The list of targeted states is very curious. Some targeted states are obvious swing states — WI, PA, FL, and VA were four of the five states where the election was decided. But MI is not on there, and NC, another close state, is not either.

In addition, a lot of these states are solidly red, like AL and OK. A lot of them are equally solidly blue, like CA and CT. So if the Russians had a grand scheme here, it was not (just) to flip swing states.

These hacks generally do not involve vote tallying

DHS has said that these hacks do not involve vote tallying. That means these disclosed probes, even assuming they were successful, are not going to explain what may seem to be abnormalities in particular states’ tallies.

These hacks do not involve hacking voting machines

Nor do these hacks involve hacking voting machines (which is covered, in any case, by the denial that it involves vote tallying).

Yes, voting machines are incredibly vulnerable. Yes, it would be child’s play for a hacker — Russian or American — to hack individual voting machines. With limited exceptions, there been no real assessment of whether individual machines got hacked (though it’d generally be easier to affect a local race that way than the presidential).

These hacks do not involve other voter suppression methods — whether by GOP or Russians

This list of 21 targeted states does not represent the known universe of Russian voting-related hacking.

It does not, for example, include the targeting of voting infrastructure contractors, such as VR Systems (which Reality Winner faces prison for disclosing).

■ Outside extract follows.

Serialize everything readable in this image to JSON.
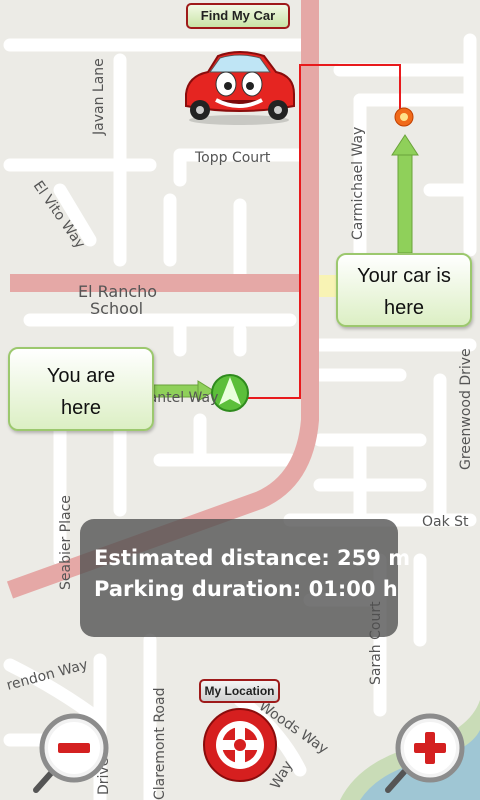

There’s good reason to at least suspect that the VR Systems hack may have affected NC’s outcome by causing the most Democratic counties to shift to paper voting books, resulting in confusion and delays in those counties that didn’t exist in more Republican ones.

And they don’t include any Russian social media-related support or suppression, which we’re getting closer to having proof of right now.

Importantly, don’t forget that we know Republicans were engaging in all these techniques as well, with far better funding. Russians didn’t need to hack WI and NC given how much organized suppression of voters of color took place. Republican secretaries of state had the power to purge voters on trumped up excuses without engaging in any hacking.

Do not let the focus on Russian tampering distract from the far more effective Republican suppression.

Notice needs to be improved

Finally, the other big story about this is that some states only got notice they were targeted yesterday, some even after having partnered with DHS to assess their voting infrastructure.

DHS has used classification, in part, to justify this silence, which is an issue the Intelligence Committees are trying to address in next year’s authorization. But that’s particularly hard to justify that many of these same states have run elections since.

Mind you, we’re likely to see this debate move to the next level — to demanding that state officials disclose full details about their state’s infrastructure to citizens.

In any case, if we’re to be able to use democratic pressure to ensure the infrastructure of democracy gets better protected, we’re going to need more notice.